Lake Profile: Lake Clay


Lake Clay is a small 353 acre lake located in Lake Placid, FL that offers plenty of opportunities to fish to your strengths. Whether you want to flip and pitch shoreline vegetation and docks or go deep with Carolina rigs and deep diving crank baits, there is something for everyone.

Lake Clay is mostly surrounded by residential homes with just about every waterfront home having some type of dock system. There are two public boat ramps both of which have concrete launch pads and limited dirt and grass parking. The lake takes the shape of a bulging crescent with sandy shallows that quickly fall to a depth of six feet. The southeast and southwest corners of the lake have deep pockets that may reach 20-feet. The lake is connected to Lake Apthorpe to the north via a small creek-channel which expands into a residential canal system at the northeast end of the lake. During periods of lower water, the canal system may have limited access. To the south the lake is connected to Lake Huntly via a small creek bed. Neither waterways are fully navigable by boat to the neighboring lakes.

The lake is home to largemouth bass, some of which are in the 8 to 10-lb class, black crappie, shell-crackers, chain pickerel, bluegills, catfish, and miscellaneous panfish and baitfish. The edges of the lake are a mixture of vegetation from Kissimmee Grass, a few cattails, pads, and shrimp grass. So your options of fishing include; flip it, frog it, swimbait it, spinner baits, top water, or just cast a big worm. There are plenty of targets to aim at.

The northeast corner canal system can be very productive during the spawn from January through April though access is dependent on water depth. Fishing top water, swim baits, and Senko type baits seem to be the go-to baits in the canals.

The best colors for soft-plastics on Clay seem to be those of neutral tones. Water clarity is usually fairly clear so watermelon-red, green-pumpkin, green, and mixtures of similar colors will get the job done. For the two drop-off areas that taper down to 20-ft, cranking deep divers and Carolina rigs can produce some good fish especially during the peak heat of summer.

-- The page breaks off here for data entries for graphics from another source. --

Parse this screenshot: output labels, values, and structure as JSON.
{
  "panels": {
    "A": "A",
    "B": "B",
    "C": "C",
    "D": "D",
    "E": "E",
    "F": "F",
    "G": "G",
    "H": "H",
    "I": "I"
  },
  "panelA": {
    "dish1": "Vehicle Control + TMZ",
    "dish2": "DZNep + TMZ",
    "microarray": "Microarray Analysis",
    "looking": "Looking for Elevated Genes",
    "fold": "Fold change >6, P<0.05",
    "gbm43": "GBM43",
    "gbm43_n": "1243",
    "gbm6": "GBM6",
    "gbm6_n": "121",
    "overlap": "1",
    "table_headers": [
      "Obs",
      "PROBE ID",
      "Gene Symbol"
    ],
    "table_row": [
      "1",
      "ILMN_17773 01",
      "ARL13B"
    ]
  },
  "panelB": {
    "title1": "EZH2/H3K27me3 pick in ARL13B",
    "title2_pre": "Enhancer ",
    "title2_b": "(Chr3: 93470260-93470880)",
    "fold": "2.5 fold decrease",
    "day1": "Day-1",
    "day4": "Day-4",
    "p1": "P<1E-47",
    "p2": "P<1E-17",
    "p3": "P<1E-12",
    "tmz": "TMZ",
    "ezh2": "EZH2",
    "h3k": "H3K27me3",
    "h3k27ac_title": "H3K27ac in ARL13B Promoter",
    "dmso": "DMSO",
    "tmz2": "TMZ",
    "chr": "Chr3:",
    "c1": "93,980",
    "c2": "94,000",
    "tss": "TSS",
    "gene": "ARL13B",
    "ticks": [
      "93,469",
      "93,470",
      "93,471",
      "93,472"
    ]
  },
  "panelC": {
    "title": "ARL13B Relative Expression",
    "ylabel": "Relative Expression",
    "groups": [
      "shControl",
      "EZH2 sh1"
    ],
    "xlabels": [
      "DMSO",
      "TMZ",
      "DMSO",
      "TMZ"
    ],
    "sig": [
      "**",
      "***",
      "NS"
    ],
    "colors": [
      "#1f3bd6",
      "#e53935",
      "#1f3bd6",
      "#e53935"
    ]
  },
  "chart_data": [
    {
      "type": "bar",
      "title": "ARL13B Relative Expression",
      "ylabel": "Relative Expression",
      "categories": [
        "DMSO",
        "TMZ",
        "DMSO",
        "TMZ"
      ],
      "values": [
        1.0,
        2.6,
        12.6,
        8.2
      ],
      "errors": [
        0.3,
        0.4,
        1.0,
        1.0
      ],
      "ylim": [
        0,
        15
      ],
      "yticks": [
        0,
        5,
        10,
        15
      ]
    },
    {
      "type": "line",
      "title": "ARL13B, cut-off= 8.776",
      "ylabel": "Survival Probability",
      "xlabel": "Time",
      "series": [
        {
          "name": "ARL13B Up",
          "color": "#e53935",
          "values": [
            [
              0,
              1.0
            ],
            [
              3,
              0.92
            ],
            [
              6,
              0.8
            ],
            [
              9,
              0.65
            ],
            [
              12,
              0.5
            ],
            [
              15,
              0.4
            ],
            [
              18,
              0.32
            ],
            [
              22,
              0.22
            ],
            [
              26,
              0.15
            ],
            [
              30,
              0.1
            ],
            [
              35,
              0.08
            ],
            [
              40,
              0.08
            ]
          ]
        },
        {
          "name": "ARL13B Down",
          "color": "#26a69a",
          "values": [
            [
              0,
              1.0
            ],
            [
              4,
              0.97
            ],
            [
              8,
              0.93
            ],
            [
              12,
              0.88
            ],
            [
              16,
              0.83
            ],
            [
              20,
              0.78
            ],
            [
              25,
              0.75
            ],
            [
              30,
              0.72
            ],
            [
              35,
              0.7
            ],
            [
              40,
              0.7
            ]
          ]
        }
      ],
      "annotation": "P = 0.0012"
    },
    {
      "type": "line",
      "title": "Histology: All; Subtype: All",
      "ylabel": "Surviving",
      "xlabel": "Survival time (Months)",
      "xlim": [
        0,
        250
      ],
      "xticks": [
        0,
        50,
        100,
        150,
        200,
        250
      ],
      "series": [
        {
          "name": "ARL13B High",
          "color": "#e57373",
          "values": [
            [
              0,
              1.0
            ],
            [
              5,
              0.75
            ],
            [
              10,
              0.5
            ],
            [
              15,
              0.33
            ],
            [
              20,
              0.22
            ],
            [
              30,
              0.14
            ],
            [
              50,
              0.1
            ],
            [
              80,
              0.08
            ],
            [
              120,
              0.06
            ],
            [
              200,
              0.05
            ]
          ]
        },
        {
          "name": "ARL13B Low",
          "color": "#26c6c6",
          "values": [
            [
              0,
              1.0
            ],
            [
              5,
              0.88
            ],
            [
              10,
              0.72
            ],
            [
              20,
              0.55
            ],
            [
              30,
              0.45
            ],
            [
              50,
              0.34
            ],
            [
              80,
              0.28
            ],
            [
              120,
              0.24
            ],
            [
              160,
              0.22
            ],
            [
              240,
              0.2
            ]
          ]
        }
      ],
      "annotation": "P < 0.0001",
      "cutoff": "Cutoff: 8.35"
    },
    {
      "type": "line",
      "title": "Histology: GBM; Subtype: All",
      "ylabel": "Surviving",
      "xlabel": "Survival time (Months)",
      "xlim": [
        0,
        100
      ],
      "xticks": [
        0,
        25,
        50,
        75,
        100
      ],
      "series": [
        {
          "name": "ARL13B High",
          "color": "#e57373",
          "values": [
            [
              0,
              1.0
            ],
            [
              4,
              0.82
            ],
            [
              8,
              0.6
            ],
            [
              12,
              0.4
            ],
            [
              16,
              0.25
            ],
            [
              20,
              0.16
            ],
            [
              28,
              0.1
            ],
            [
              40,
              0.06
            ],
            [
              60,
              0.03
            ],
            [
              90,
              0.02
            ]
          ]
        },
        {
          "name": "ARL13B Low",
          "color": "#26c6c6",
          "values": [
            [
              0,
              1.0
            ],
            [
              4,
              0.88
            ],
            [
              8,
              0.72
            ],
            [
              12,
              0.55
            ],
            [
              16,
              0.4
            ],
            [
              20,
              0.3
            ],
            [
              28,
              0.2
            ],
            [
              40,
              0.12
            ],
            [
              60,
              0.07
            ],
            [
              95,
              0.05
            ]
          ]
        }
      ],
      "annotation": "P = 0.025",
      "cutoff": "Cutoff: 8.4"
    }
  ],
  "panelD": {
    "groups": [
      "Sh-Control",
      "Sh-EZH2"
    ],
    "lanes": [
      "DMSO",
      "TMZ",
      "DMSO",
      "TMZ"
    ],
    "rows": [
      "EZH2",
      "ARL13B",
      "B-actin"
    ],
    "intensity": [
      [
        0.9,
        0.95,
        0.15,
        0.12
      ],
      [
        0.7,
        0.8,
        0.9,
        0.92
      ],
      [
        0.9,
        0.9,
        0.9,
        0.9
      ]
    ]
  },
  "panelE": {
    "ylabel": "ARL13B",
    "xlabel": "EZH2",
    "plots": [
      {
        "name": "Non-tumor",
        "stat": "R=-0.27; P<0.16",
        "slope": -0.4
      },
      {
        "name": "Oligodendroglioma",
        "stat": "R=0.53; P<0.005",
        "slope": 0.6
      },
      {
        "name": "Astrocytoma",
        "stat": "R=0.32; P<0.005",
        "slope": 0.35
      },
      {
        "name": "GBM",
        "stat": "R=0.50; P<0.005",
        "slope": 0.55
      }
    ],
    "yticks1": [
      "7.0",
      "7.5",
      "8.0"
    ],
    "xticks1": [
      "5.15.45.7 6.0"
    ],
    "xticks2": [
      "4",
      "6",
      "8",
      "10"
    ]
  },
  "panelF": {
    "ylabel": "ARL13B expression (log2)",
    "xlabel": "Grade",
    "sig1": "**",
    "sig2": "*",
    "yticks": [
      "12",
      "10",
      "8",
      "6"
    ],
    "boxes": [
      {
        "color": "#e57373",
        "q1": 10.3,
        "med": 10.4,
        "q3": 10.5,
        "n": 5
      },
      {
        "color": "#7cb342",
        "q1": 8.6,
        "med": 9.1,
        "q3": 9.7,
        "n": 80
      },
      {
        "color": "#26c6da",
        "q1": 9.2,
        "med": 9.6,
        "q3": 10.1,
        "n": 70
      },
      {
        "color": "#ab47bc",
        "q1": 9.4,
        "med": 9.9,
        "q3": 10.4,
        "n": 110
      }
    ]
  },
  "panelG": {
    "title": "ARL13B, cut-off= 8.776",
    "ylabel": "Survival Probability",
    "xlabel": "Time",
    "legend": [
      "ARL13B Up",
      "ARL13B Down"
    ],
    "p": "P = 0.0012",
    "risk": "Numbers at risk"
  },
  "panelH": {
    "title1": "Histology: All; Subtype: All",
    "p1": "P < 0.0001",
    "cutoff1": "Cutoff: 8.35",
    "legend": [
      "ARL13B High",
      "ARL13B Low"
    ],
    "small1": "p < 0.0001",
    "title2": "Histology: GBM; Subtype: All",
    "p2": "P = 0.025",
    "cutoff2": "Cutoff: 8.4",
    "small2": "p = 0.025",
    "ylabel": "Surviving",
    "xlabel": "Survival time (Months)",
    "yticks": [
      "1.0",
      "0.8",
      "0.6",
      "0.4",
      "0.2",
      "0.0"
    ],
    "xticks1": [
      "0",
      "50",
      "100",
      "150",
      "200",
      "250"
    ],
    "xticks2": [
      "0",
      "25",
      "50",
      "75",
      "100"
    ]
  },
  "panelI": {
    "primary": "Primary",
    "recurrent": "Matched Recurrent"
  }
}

To sum it up, there are lots of fish to be caught on many different methods. Tournaments have produced weights surpassing 25-lbs and several fish in the 9 & 10-lb class. Since the 2012 start of the FWC Trophy Catch program, only two trophy bass have been reported of which Don Enright’s 11.75 lb bass caught on March 16, 2016 being the largest. For a small lake, Lake Clay is a surprisingly productive lake.